This Ghost in the Shell review discusses some minor plot points for the first act; consider this your utterly superfluous spoiler warning.
Ghost in the Shell may not be perfect, but it's a propulsive picture littered with solid performances and stuffed with vivacious visuals that can't quite match its excellent acting.
Major (Scarlett Johansson) wakes up on the operating room table, her brain recently reconnected to a newly created cybernetic body given flesh by some sort of liquid goo. She can't breathe, she's drowning—it's okay, it's a memory. Dr. Ouelet (Juliette Binoche) calms her down, reassures her. Nothing can happen to her here. She's safe. She's been rebuilt. She's Hanka Robotics' six billion dollar gal, a human brain in a cybernetic body with superhuman speed and some sort of Predator-esque camouflaging system.
Director Rupert Sanders, working off a script credited to a trio of writers, introduces us to Major's abilities with refreshing brevity in this refreshingly brief (107 minutes) big-budget actioner. We jump to one year after Major's rebirth on Dr. Ouelet's operating table and see her perched on top of a building. She's talking to her aged boss Aramaki (Takeshi Kitano) and her on-the-ground backup Batou (Pilou Asbaek) about what she sees—not with her eyes, but inside her mind. She can hack the building's security, downloading and processing its audio and visual feeds. More impressively, perhaps, she can dive off the side of a skyscraper, turn invisible, and launch herself into martial arts action all whilst picking off villains with a series of American Sniper-caliber shots to the head.
The cybernetically enhanced killers she's taking out are working on behalf of Kuze (Michael Carmen Pitt*), who has sent his minions to extract the secrets inside of a Hanka Robotics scientist's melon—and is willing to kill any number of people to get it. Major wants to track down her cybernetically enhanced foe, but there's more at stake than the security of a robotics firm or the megalopolis she's trying to protect. What's truly at stake is her humanity—and the future of humanity, writ large.
I won't discuss more of the plot than this; you deserve to find out for yourself how deep the rabbit hole goes. Instead I'll focus a bit on the design, which is visually sumptuous but empty—a film that feels as though it's set 20 years in the future through the lens of 30 years in the past while being brought to life via the technology of the present. The idea of omnipresent free-floating holographic advertising isn't new or exciting or particularly well done here, giving Ghost in the Shell's cityscapes a sort of dated futurism, an almost retro vision of the future. It looks kind of neat in the ads but wearyingly boring for a feature-length film.
Far more interesting are the body modifications we see on individuals throughout Major's Tokyo: brain implants that connect individuals to each other and to their tech and eye upgrades that allow vision throughout the UV spectrum.
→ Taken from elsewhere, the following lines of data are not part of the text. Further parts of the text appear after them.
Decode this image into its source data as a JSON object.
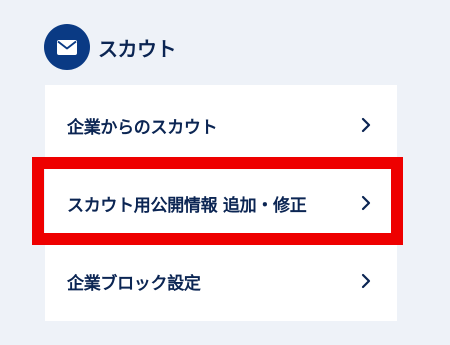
{
  "section": {
    "icon": "envelope-icon",
    "title": "スカウト"
  },
  "menu": {
    "items": [
      {
        "label": "企業からのスカウト",
        "icon": "chevron-right-icon"
      },
      {
        "label": "スカウト用公開情報 追加・修正",
        "icon": "chevron-right-icon",
        "highlighted": true
      },
      {
        "label": "企業ブロック設定",
        "icon": "chevron-right-icon"
      }
    ]
  },
  "colors": {
    "background": "#eef2f8",
    "accent": "#0a3a84",
    "text": "#0b2553",
    "highlight": "#ee0000",
    "card": "#ffffff"
  }
}
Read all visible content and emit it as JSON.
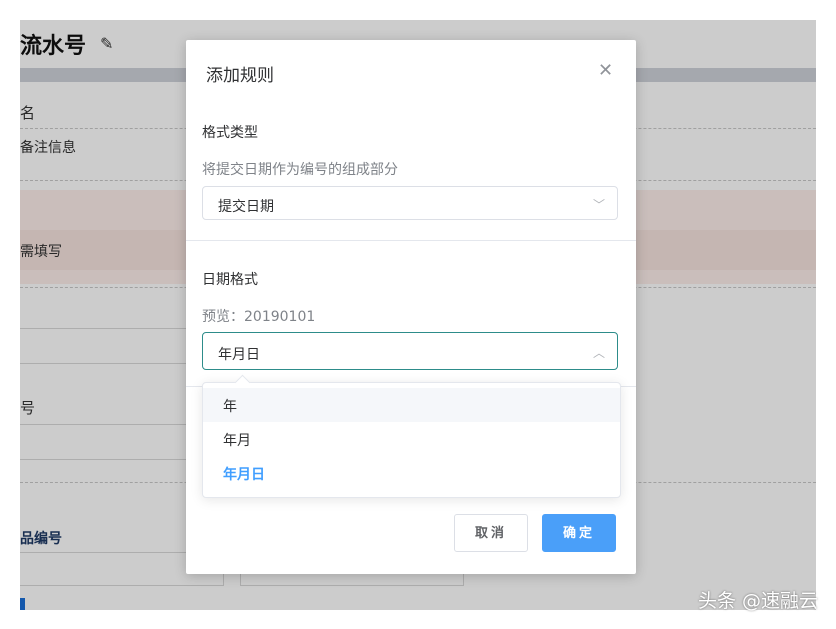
{
  "background": {
    "page_title": "流水号",
    "edit_icon": "pencil-icon",
    "field_name": "名",
    "note": "备注信息",
    "required_hint": "需填写",
    "label_hao": "号",
    "label_product_number": "品编号"
  },
  "dialog": {
    "title": "添加规则",
    "close_icon": "close-icon",
    "format_type_label": "格式类型",
    "format_type_hint": "将提交日期作为编号的组成部分",
    "format_type_value": "提交日期",
    "date_format_label": "日期格式",
    "preview_label": "预览：20190101",
    "date_format_value": "年月日",
    "options": [
      "年",
      "年月",
      "年月日"
    ],
    "selected_option_index": 2,
    "hovered_option_index": 0,
    "cancel_label": "取消",
    "ok_label": "确定"
  },
  "watermark": "头条 @速融云",
  "colors": {
    "primary": "#409eff",
    "ok_button": "#4a9ff9",
    "focus_border": "#2d8c8a"
  }
}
How all this connects to Kuze's ideal for the next step in human evolution is fairly obvious—and utterly horrifying for those of us who can see we're about to be thrust into that realm now.
Johansson is perfectly cast as Major, taking the alien character struggling to adapt to humanity she portrayed in Under the Skin out of the arthouse and into the multiplex. Through Johansson's subtle eye movements and even subtler lip twitches we feel Major wrestling with her humanity, not quite sure where on the evolutionary ladder she stands. There's a harshness to the way she walks and the way she stands—Johansson isn't really tall enough to loom over anyone, and yet she's quite intimidating on the big screen,** a menacing apparition with killer moves.
There are few actresses today with the name recognition, the acting skills, and the action chops to pull off Ghost in the Shell's Major, and I'm thrilled Scarlett Johansson was chosen for the part. Here's to hoping that she'll continue to star in what should, by all rights, be a major franchise for years to come.
*Known to most of us as Michael Pitt, from Boardwalk Empire and The Dreamers, among other films. It is not entirely clear to me why he's adopted a new credit for Ghost in the Shell. It can't be because he's ashamed of the work he's done in this picture—Pitt is creepy but soulful, wearing a sneer and a tear with equal grace as his half-robotic form fidgets about the floor.
**Speaking of big screens: I must lodge a complaint about the Dolby Atmos theater at the AMC Georgetown. My viewing of Ghost in the Shell was rather hopelessly compromised by the fact that the top five-to-ten percent and the bottom 15 percent or so of the screen was cut off. All of the subtitles at the bottom of the screen were extremely difficult to make out. It wasn't entirely clear to me if this was a masking issue or a projection/screen ratio issue, but something was off—an unacceptable state of affairs, given the upcharge in pricing. I asked the theater staff to fix it and they were either unwilling or unable to; as a result, I'm forced to ask that someone at Dolby or AMC HQ checks out the Georgetown location to see what the problem is. Until they fix it, faithful readers, I suggest sticking to either IMAX or a standard screen. Save your cash—there's no reason to waste it on an inferior viewing experience.